Après l’expérimentation, le statut réglementaire du cannabis thérapeutique restera à définir – Crédit photo : VOISIN/PHANIE
Le gouvernement n’a pas inscrit la légalisation du cannabis thérapeutique dans le PLFSS 2023, annonçant une prolongation de l’expérimentation actuelle. Mais du côté des spécialistes, prescripteurs depuis un an et demi, l’attente est palpable. S’il n’est pas un médicament miracle, le cannabis thérapeutique semble fontionner chez les patients douloureux et les patients épileptiques.
L’expérimentation du cannabis thérapeutique en France n’a pas rassemblé, selon le ministère de la Santé, assez de patients pour recommander l’autorisation du cannabis thérapeutique. Mais qu’en pensent les professionnels impliqués ? L’expérimentation est-elle un succès ?
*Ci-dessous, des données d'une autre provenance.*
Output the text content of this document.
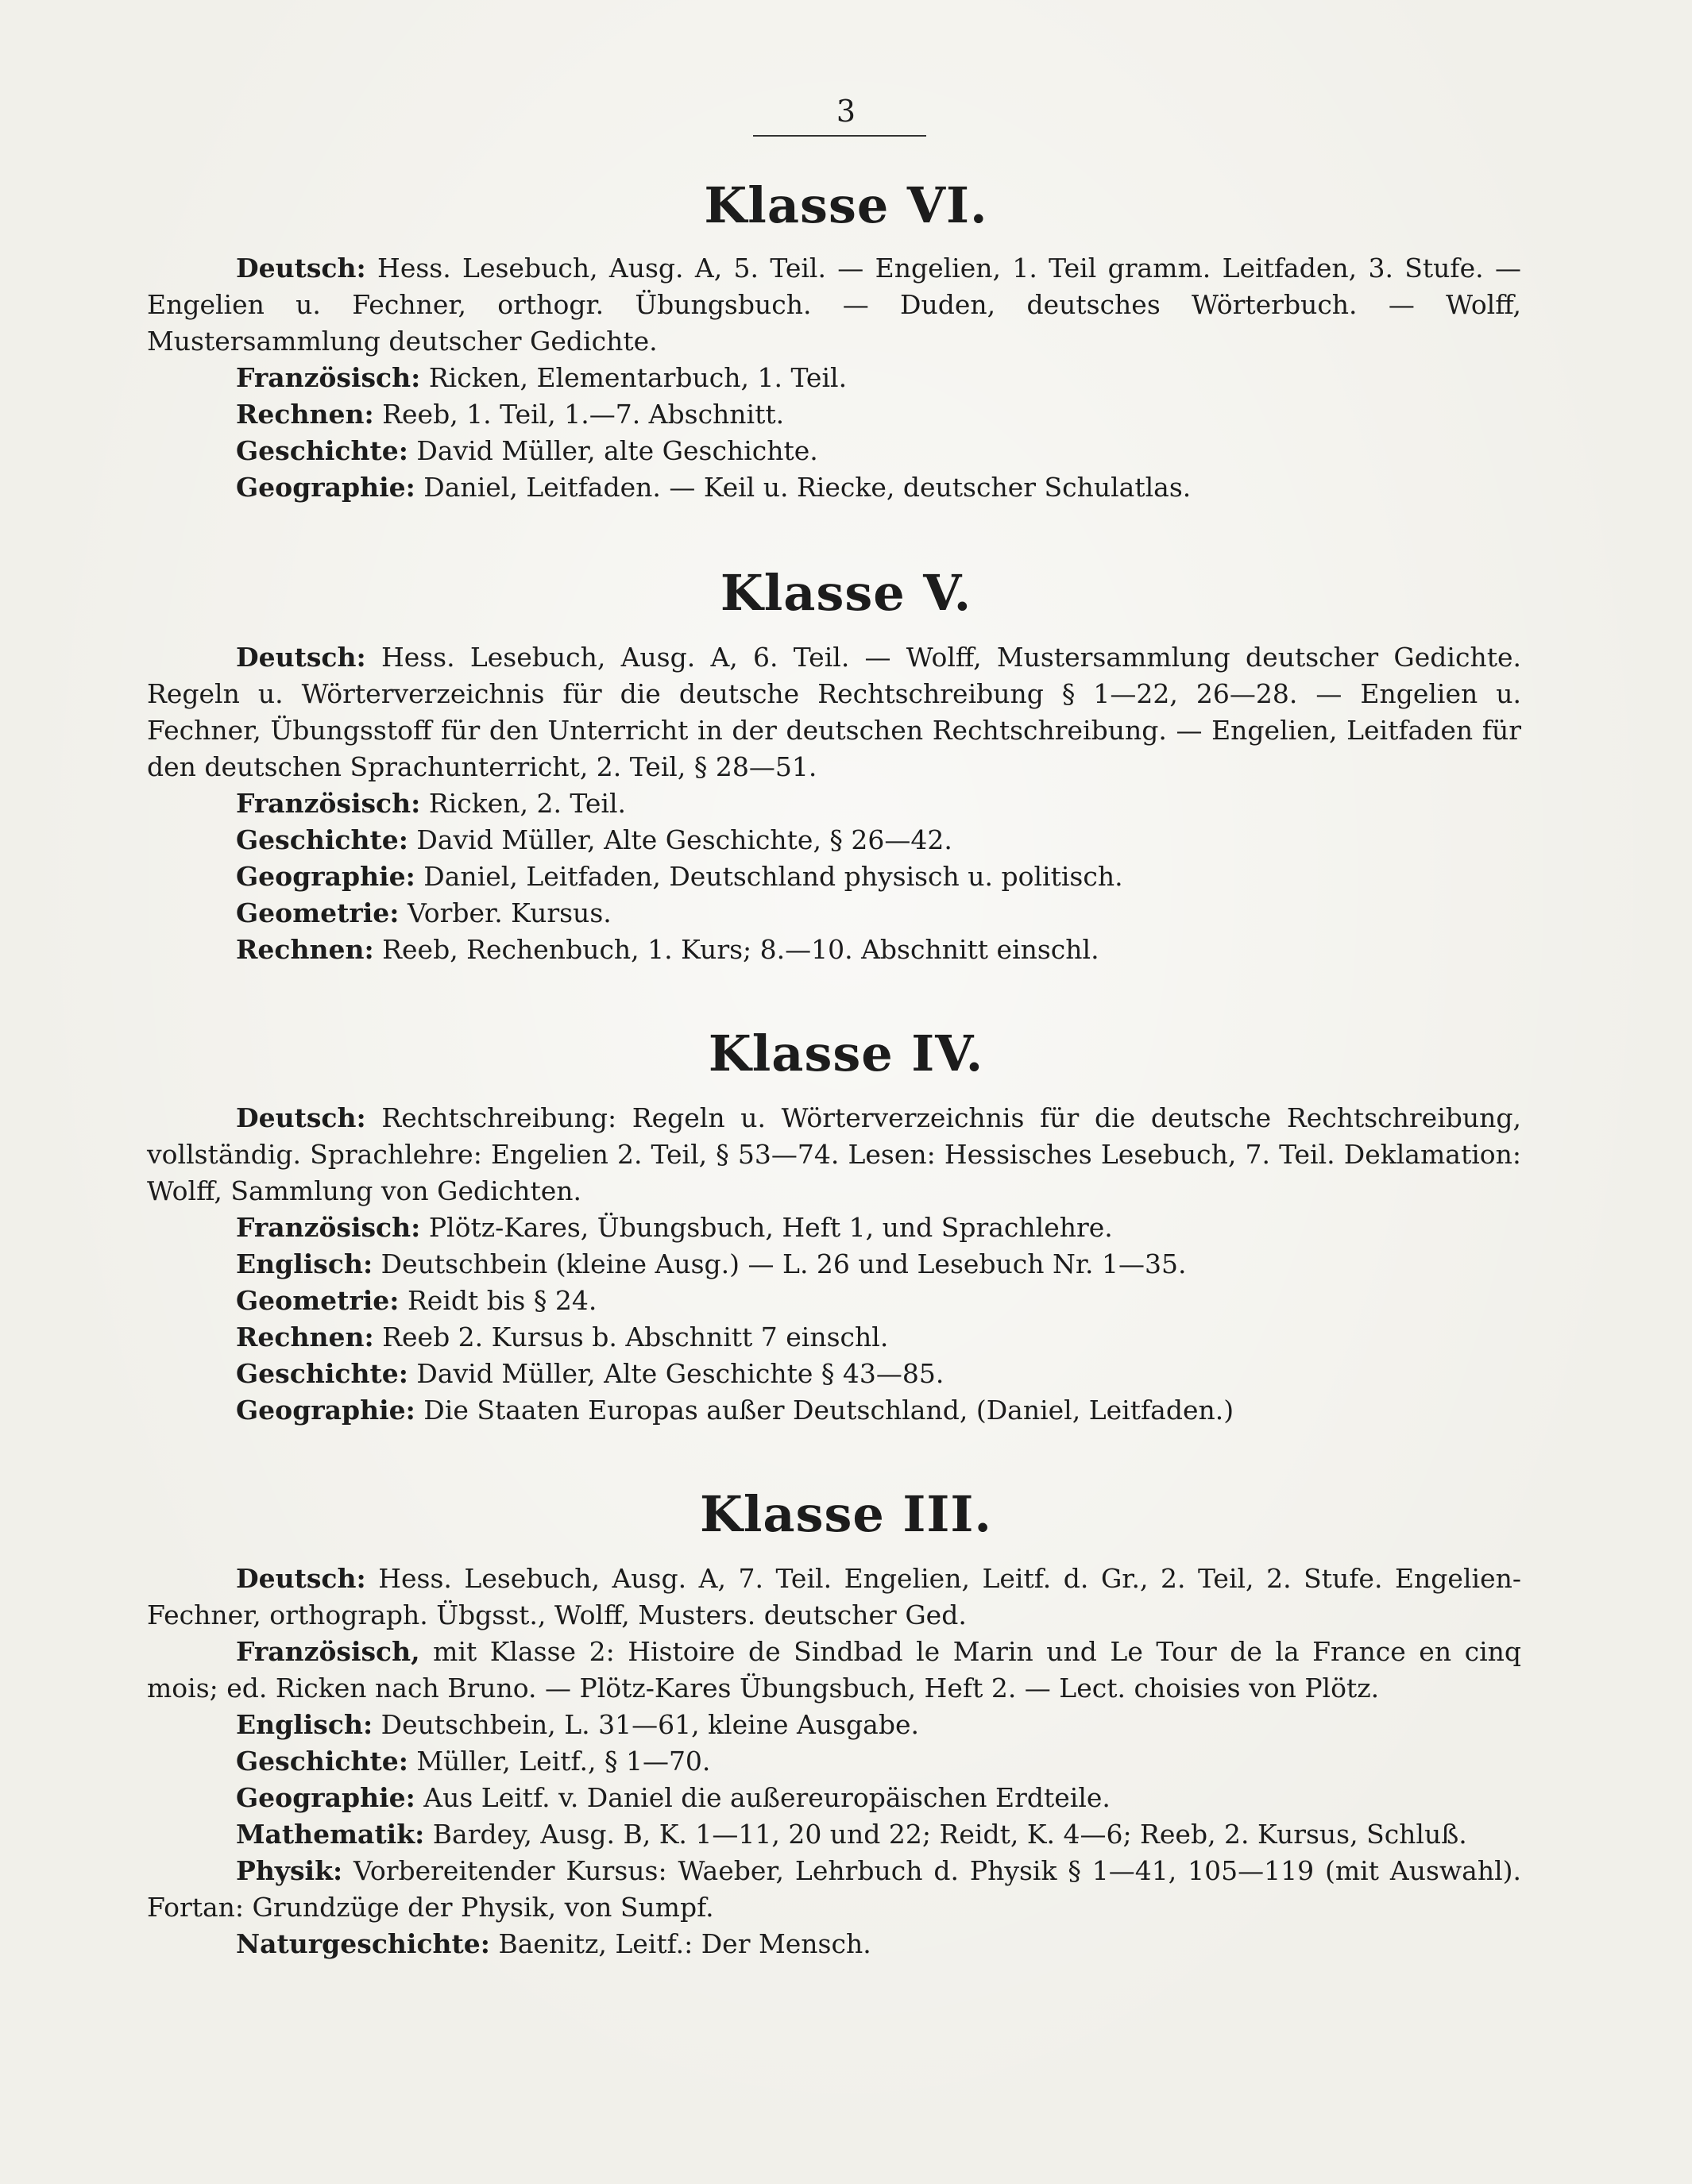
3
Klasse VI.

Deutsch: Hess. Lesebuch, Ausg. A, 5. Teil. — Engelien, 1. Teil gramm. Leitfaden, 3. Stufe. — Engelien u. Fechner, orthogr. Übungsbuch. — Duden, deutsches Wörterbuch. — Wolff, Mustersammlung deutscher Gedichte.

Französisch: Ricken, Elementarbuch, 1. Teil.

Rechnen: Reeb, 1. Teil, 1.—7. Abschnitt.

Geschichte: David Müller, alte Geschichte.

Geographie: Daniel, Leitfaden. — Keil u. Riecke, deutscher Schulatlas.

Klasse V.

Deutsch: Hess. Lesebuch, Ausg. A, 6. Teil. — Wolff, Mustersammlung deutscher Gedichte. Regeln u. Wörterverzeichnis für die deutsche Rechtschreibung § 1—22, 26—28. — Engelien u. Fechner, Übungsstoff für den Unterricht in der deutschen Rechtschreibung. — Engelien, Leitfaden für den deutschen Sprachunterricht, 2. Teil, § 28—51.

Französisch: Ricken, 2. Teil.

Geschichte: David Müller, Alte Geschichte, § 26—42.

Geographie: Daniel, Leitfaden, Deutschland physisch u. politisch.

Geometrie: Vorber. Kursus.

Rechnen: Reeb, Rechenbuch, 1. Kurs; 8.—10. Abschnitt einschl.

Klasse IV.

Deutsch: Rechtschreibung: Regeln u. Wörterverzeichnis für die deutsche Rechtschreibung, vollständig. Sprachlehre: Engelien 2. Teil, § 53—74. Lesen: Hessisches Lesebuch, 7. Teil. Deklamation: Wolff, Sammlung von Gedichten.

Französisch: Plötz-Kares, Übungsbuch, Heft 1, und Sprachlehre.

Englisch: Deutschbein (kleine Ausg.) — L. 26 und Lesebuch Nr. 1—35.

Geometrie: Reidt bis § 24.

Rechnen: Reeb 2. Kursus b. Abschnitt 7 einschl.

Geschichte: David Müller, Alte Geschichte § 43—85.

Geographie: Die Staaten Europas außer Deutschland, (Daniel, Leitfaden.)

Klasse III.

Deutsch: Hess. Lesebuch, Ausg. A, 7. Teil. Engelien, Leitf. d. Gr., 2. Teil, 2. Stufe. Engelien-Fechner, orthograph. Übgsst., Wolff, Musters. deutscher Ged.

Französisch, mit Klasse 2: Histoire de Sindbad le Marin und Le Tour de la France en cinq mois; ed. Ricken nach Bruno. — Plötz-Kares Übungsbuch, Heft 2. — Lect. choisies von Plötz.

Englisch: Deutschbein, L. 31—61, kleine Ausgabe.

Geschichte: Müller, Leitf., § 1—70.

Geographie: Aus Leitf. v. Daniel die außereuropäischen Erdteile.

Mathematik: Bardey, Ausg. B, K. 1—11, 20 und 22; Reidt, K. 4—6; Reeb, 2. Kursus, Schluß.

Physik: Vorbereitender Kursus: Waeber, Lehrbuch d. Physik § 1—41, 105—119 (mit Auswahl). Fortan: Grundzüge der Physik, von Sumpf.

Naturgeschichte: Baenitz, Leitf.: Der Mensch.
« Il y a à la fois un gros point fort et un gros point faible, réagit la Dr Laure Copel du service de soins palliatifs de l’hôpital Diaconesses Croix Saint-Simon (Paris), où plus de 40 patients sont entrés dans l’expérimentation. Le point fort est l’accessibilité aux produits, aux dispositifs pour inhalation et leur gratuité. Le point faible, mais qui n’a rien d’anormal, est la difficulté de se former à cette nouvelle famille de médicaments. » Si tous les membres de son service se sont formés à la prescription, « cela a été un frein dans plusieurs équipes, trop petites et malmenées par le bazar sanitaire », précise-t-elle.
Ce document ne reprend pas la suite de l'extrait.